Comparisons of health system performance are now firmly on the international policy agenda, especially since the publication of the 2000 World Health Report. Incorporation of concept of mortality amenable to medical care into the methodology used to generate the rankings of health systems in that report would be an advance on the current situation. We show how, within Europe, this would lead to different rankings from those based on overall disability adjusted life expectancy, which is used in the current rankings.

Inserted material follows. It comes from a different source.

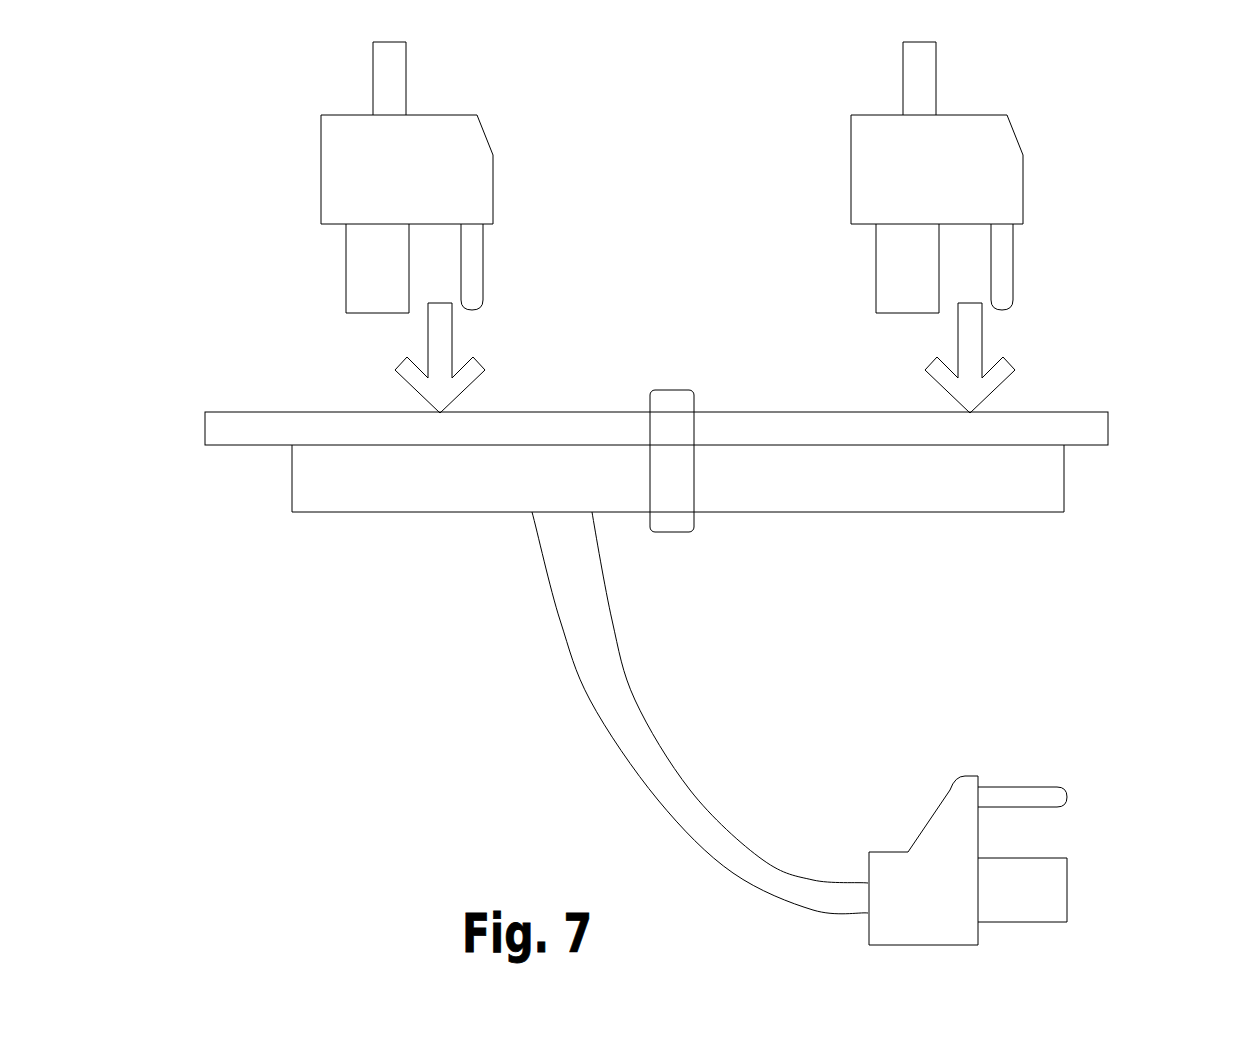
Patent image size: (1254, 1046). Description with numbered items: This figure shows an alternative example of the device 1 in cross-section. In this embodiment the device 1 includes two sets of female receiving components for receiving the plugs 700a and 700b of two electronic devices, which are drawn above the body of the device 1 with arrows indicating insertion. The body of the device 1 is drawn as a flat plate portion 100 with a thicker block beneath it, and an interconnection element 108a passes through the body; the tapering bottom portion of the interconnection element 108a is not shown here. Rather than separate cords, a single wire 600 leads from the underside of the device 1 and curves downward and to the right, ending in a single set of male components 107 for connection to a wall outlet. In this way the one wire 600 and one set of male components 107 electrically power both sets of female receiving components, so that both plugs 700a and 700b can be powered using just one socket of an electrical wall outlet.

However, any approach based on aggregate data would not address one of the major criticisms of such comparisons, that they do not indicate what needs to be done when faced with evidence of sub-optimal performance. This requires a more detailed analysis of the specific issues facing health systems. Here we propose a new method, in which analyses of amenable mortality identify areas of potential concern that are then examined in more detail by studying the processes and outcomes of care for tracer conditions, selected on the basis of their ability to assess a wide range of health system components. The second part of the review applies the refined method of amenable mortality analysis to patterns of mortality in the countries of the European Union over the past two decades. This shows that deaths that could be prevented by timely and effective care were still relatively common in many countries in 1980. Reductions in these deaths contributed substantially to the overall change in life expectancy between birth and age 75 during the 1980s. The largest contribution was from falling infant mortality but in some countries reductions in deaths among the middle aged was equally or even more important. These countries were Denmark, The Netherlands, the United Kingdom, France (for men) and Sweden (for women).

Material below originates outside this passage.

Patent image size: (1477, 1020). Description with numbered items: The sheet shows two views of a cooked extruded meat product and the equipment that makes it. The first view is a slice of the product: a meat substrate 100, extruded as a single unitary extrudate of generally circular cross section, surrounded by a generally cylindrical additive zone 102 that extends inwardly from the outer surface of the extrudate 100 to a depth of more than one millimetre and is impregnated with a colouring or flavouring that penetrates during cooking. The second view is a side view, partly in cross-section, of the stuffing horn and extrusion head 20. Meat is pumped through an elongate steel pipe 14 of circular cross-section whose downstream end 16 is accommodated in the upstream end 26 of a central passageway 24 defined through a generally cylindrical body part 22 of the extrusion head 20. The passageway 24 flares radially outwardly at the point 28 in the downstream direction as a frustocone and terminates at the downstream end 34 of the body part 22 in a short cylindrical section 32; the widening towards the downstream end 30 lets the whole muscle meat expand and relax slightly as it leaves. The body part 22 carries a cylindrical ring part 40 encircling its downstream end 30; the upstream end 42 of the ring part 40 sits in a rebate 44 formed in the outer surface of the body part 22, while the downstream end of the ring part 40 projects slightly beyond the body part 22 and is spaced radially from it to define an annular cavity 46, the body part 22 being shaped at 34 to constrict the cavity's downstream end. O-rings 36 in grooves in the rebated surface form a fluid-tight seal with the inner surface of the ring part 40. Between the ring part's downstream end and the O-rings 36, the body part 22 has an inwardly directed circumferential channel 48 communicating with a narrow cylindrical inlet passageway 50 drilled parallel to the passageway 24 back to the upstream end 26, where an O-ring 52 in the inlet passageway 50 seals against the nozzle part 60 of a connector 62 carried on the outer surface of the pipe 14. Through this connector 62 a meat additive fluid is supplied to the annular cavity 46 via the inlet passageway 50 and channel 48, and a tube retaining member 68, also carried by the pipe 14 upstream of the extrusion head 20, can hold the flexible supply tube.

In contrast, during the 1990s, reductions in amenable mortality made a somewhat smaller contribution to improved life expectancy, especially in the northern European countries. However they remained important in southern Europe, especially in Portugal and Greece, where the initial death rates had been higher. These findings provide clear evidence that improvements in access to effective health care have had a measurable impact in many countries during the 1980s and 1990s, in particular through reductions in infant mortality and in deaths among the middle aged and elderly, especially women. However the scale of impact has, to a considerable extent, reflected the starting point. Thus, those countries where infant mortality was relatively high at the beginning of the 1980s, and which had the greatest scope for improvement, such as Greece and Portugal, unsurprisingly saw the greatest reductions in amenable mortality in infancy. In contrast, in countries with infant mortality rates that had already reached very low rates by the beginning of the 1990s, such as Sweden, the scope for further improvement was small.

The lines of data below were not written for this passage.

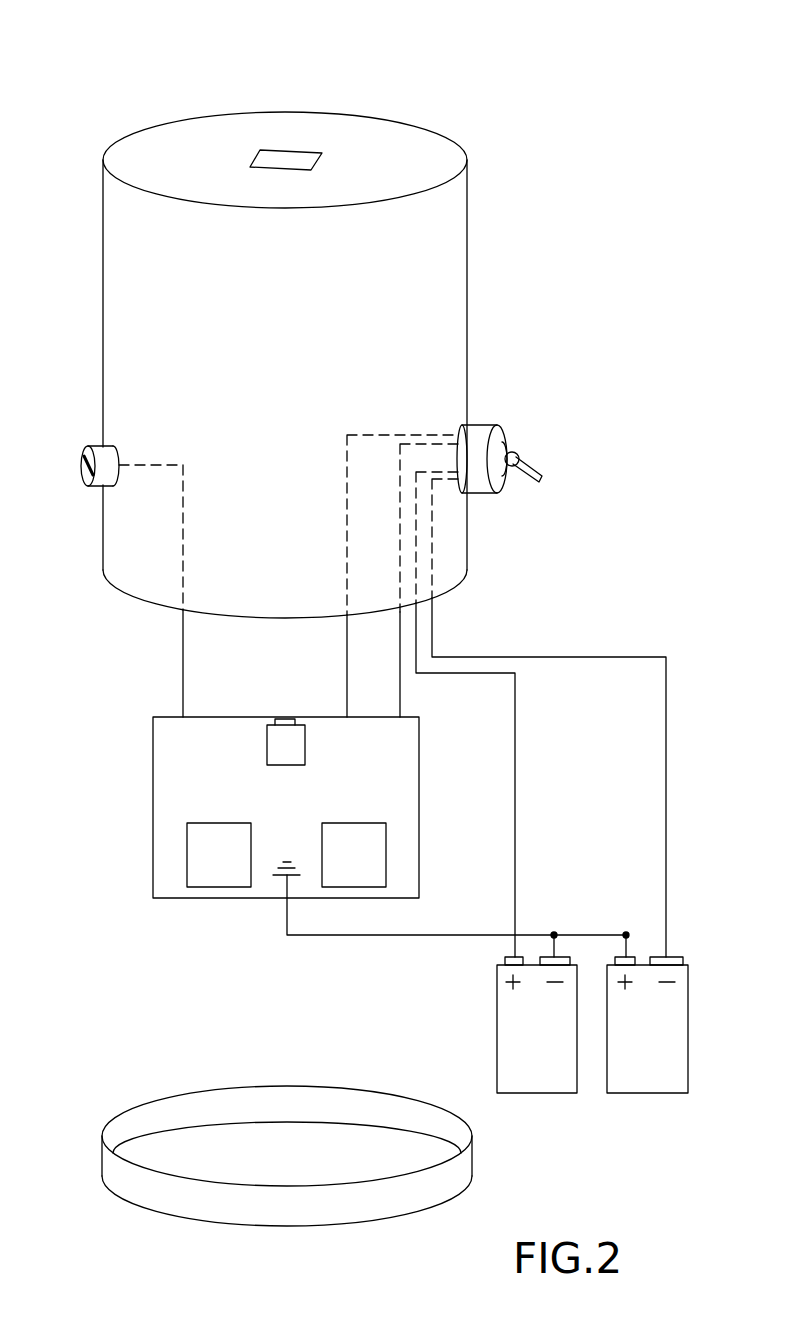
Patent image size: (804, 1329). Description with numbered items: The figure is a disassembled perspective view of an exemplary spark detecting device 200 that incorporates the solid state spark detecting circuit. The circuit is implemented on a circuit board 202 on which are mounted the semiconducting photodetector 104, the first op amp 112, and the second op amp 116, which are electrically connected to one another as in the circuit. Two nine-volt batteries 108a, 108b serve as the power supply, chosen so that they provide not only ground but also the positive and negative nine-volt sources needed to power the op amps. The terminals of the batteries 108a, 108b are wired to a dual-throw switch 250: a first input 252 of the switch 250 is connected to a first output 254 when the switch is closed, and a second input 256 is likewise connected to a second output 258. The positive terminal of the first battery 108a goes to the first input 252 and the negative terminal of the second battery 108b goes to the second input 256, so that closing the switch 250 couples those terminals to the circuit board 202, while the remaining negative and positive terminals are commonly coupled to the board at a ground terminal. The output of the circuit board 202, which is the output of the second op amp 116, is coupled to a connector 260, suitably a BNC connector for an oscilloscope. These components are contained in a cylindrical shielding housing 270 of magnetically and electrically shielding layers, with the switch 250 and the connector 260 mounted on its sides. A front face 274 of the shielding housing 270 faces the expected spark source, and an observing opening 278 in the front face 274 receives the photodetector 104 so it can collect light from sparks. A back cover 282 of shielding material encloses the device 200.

The spark detecting device 200 is at (607, 120).
The shielding housing 270 is at (469, 282).
The front face 274 is at (168, 137).
The observing opening 278 is at (285, 158).
The connector 260 is at (97, 448).
The dual-throw switch 250 is at (505, 432).
The first input 252 is at (445, 481).
The first output 254 is at (460, 443).
The second input 256 is at (454, 476).
The second output 258 is at (457, 437).
The circuit board 202 is at (153, 745).
The semiconducting photodetector 104 is at (267, 747).
The first op amp 112 is at (187, 858).
The second op amp 116 is at (386, 857).
The first battery 108a is at (538, 1095).
The second battery 108b is at (652, 1095).
The back cover 282 is at (192, 1092).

Similarly, the scope for improvement in amenable deaths in adulthood was greatest in those countries where initial rates were highest. The corollary of this is that as rates fall in all countries, the extent of variation decreases. As a consequence, it seems likely that, in the 21st century, the ability to compare health system performance using mortality data at the aggregate level is likely to be limited, simply because the differences will be relatively small. This does not, however, mean that there is not scope for analyses that use amenable mortality rates to screen for potential problems that can then be explored in more depth. It also does not exclude the use of amenable mortality to gain new insights into inequalities in access to care within populations.